Hacker News new | past | comments | ask | show | jobs | submit login
Debugging Distributed Systems (acm.org)
201 points by luu 5 months ago | hide | past | favorite | 52 comments

For debugging a distributed system, it may be just okay to use the traditional way consisting of testing, log analysis, and visualizing that everyone is familiar with. Yes, there are advanced techniques such as formal verification and model checking, but depending on the complexity of the targe distributed system, it may be practially out of the question or just not worth your time to try to apply these techniques (unless you are in a research lab or supported by FAANG). In other words, it may be that there is nothing inherently inefficient with sticking to the traditional way because distributed systems are hard to debug by definition and there is (and will be) no panacea.

We have gone through the pain of testing and debugging a distributed system that is under development for the past 5 years. We investigated several fancy ways of debugging distributed systems such as model checking and formal verification. In the end, we decided to use (and are more or less happy with) the traditional way. The decision was made mostly because 1) the implementation is too complex (a lot of Java and Scala code) to allow formal techniques; 2) the traditional way can still be very effective when combined with careful design and thorough testing.

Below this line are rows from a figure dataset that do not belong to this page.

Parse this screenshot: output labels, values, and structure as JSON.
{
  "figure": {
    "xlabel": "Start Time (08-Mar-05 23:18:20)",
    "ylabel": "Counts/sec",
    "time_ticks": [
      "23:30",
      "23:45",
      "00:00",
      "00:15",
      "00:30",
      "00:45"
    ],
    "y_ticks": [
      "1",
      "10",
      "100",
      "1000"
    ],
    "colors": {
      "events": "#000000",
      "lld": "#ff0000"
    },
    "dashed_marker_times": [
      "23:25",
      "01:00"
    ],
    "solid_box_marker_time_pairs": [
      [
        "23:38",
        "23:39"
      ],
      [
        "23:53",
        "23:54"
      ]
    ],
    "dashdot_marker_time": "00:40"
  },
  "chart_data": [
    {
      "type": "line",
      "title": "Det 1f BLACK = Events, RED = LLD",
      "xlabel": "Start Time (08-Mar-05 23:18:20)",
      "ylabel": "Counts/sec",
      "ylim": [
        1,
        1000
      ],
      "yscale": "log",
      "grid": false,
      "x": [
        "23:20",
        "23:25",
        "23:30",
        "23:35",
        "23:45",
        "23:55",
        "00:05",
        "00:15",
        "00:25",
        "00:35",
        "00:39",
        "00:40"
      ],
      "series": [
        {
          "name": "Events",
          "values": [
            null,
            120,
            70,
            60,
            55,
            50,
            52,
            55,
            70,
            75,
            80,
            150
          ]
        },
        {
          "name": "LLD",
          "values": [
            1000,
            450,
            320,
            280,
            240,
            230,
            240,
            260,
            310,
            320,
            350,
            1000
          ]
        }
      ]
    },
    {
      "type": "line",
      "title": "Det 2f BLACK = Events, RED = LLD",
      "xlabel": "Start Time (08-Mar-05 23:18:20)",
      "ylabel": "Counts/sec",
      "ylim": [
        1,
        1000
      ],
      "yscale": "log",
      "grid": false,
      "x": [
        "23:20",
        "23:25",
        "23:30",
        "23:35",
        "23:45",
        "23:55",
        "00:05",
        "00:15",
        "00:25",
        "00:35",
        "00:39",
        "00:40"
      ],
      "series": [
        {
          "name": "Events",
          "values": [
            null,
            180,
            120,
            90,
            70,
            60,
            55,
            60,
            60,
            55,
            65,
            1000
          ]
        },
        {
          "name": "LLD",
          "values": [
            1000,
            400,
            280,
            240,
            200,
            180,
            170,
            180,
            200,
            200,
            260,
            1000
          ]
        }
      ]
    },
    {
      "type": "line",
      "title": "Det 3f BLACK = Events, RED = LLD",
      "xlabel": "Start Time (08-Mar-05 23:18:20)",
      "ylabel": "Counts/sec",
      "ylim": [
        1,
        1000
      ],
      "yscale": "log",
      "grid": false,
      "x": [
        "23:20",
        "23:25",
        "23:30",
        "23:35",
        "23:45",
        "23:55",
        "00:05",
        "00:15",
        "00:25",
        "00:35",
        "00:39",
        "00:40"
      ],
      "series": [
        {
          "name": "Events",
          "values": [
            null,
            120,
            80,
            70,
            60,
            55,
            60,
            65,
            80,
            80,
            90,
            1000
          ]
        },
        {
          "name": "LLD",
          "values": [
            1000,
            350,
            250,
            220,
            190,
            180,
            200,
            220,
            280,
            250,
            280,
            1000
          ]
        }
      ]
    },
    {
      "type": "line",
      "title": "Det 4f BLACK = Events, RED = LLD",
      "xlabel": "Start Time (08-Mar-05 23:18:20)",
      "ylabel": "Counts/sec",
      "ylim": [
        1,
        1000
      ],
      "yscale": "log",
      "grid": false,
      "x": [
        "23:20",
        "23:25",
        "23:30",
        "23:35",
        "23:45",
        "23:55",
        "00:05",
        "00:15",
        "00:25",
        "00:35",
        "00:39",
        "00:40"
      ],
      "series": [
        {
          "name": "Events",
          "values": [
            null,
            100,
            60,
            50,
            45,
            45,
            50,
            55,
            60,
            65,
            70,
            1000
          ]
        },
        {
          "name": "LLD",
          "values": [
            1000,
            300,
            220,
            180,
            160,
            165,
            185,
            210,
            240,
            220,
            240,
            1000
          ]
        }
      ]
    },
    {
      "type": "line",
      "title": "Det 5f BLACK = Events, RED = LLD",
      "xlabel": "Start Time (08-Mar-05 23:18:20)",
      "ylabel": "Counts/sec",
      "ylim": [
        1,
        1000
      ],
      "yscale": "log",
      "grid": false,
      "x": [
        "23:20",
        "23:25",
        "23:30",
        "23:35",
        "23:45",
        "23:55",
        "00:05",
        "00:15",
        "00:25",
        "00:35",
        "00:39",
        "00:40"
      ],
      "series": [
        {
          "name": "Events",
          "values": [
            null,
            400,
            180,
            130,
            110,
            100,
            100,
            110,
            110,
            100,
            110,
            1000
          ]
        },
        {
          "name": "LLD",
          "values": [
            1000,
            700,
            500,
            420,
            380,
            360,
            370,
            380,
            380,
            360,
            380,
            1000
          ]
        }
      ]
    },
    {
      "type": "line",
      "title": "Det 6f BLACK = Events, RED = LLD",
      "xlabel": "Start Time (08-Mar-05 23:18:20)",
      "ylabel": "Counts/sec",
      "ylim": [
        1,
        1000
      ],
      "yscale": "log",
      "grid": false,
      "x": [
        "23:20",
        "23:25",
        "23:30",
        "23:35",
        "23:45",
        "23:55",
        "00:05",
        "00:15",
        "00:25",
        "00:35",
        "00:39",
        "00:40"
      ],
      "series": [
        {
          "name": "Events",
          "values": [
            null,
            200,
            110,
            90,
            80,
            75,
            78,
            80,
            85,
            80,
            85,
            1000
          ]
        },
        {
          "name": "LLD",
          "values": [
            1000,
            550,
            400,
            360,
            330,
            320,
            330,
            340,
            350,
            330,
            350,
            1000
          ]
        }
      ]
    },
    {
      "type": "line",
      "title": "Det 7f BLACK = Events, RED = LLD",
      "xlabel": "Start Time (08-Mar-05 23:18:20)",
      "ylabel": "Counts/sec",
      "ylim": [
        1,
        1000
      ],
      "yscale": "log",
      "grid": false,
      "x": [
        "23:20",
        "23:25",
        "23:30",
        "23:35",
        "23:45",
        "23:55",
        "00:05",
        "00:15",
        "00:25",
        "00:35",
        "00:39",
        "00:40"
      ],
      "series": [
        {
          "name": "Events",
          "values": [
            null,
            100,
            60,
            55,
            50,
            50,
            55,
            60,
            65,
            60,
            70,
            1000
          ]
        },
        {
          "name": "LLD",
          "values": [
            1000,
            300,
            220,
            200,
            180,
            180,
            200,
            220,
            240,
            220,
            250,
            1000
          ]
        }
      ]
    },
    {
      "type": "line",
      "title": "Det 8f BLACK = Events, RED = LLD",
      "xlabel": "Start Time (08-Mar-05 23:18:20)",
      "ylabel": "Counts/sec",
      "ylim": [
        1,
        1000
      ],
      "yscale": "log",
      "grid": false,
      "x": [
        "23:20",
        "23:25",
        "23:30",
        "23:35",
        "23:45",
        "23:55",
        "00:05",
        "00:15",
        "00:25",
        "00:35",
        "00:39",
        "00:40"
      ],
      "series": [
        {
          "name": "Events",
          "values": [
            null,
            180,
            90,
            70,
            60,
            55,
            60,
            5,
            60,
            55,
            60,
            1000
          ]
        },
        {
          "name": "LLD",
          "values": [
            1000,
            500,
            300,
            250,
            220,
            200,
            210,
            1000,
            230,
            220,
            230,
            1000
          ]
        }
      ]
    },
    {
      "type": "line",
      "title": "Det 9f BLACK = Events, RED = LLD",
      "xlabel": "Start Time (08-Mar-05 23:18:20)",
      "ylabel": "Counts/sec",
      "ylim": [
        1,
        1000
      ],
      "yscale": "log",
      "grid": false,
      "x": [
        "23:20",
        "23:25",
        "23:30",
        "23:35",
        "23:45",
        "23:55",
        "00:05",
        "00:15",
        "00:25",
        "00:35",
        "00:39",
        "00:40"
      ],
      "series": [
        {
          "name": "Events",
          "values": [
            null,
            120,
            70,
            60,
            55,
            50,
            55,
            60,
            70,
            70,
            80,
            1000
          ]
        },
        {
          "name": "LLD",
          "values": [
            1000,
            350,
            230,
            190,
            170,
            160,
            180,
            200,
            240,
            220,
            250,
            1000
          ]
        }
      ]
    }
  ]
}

Before building the distributed system, we worked on formal verification using program logic and were knowledgeable about a particular sub-field. From our experience, I guess it would require a PhD dissertation to successfully apply formal techniques to debugging our distributed system. The summary of our experience is at https://www.datamonad.com/post/2020-02-19-testing-mr3/.

I wonder is the promise of cheap hardware using distributed systems is offset by the increased complexity and developer time. Stack overflow scaled up rather than out and I have never seen a problem with their site.

Is S.O. a good example of a complicated/large distributed system? I couldn't find any quick googleable results on how many people work on their site.

The reason I ask is I'm working on a product with 30-ish different pods/teams (maybe about 200 - 250 engineers) working on their respective modules, microservices, etc. From my understanding with talking to a lot of others at conferences, is that our distributed system is fairly small (in terms of functional modules/teams, transactions, etc..).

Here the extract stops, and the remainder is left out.